Merge pull request 'fix: Evidence directory structure for process results (#973)' (#994) from fix/issue-973 into master

Reviewed-on: https://codeberg.org/johba/harb/pulls/994
2026-03-19 09:55:27 +01:00 · 2026-03-19 09:55:27 +01:00 · adc20733ce
commit adc20733ce
parent bbf1d8f6e6 7dbee803fb
5 changed files with 215 additions and 0 deletions
--- a/evidence/README.md
+++ b/evidence/README.md
@ -0,0 +1,215 @@
+# Evidence Directory
+
+Machine-readable process results for the KRAIKEN optimizer pipeline.
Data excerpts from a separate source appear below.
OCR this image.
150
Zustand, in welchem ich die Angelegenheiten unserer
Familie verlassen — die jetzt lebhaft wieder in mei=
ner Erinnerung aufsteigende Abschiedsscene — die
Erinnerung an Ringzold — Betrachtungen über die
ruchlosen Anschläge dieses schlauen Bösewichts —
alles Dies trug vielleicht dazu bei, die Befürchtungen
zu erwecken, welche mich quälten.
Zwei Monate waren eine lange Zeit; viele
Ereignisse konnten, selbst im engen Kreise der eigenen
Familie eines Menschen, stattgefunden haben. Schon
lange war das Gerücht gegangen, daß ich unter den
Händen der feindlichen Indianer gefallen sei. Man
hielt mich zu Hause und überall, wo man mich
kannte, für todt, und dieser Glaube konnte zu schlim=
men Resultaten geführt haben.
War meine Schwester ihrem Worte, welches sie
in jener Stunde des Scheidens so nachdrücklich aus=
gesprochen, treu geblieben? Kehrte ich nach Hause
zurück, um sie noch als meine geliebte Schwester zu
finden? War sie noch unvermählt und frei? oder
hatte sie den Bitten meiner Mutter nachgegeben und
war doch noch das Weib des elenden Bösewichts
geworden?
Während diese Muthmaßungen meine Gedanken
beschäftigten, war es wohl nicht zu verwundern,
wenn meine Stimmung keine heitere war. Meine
All formulas
+(evolution, red-team, holdout, user-test) write structured JSON here.
+
+## Purpose
+
+- **Planner input** — the planner reads these files to decide next actions
+  (e.g. "last red-team showed IL vulnerability → trigger evolution").
+- **Diffable history** — `git log evidence/` shows how metrics change over time.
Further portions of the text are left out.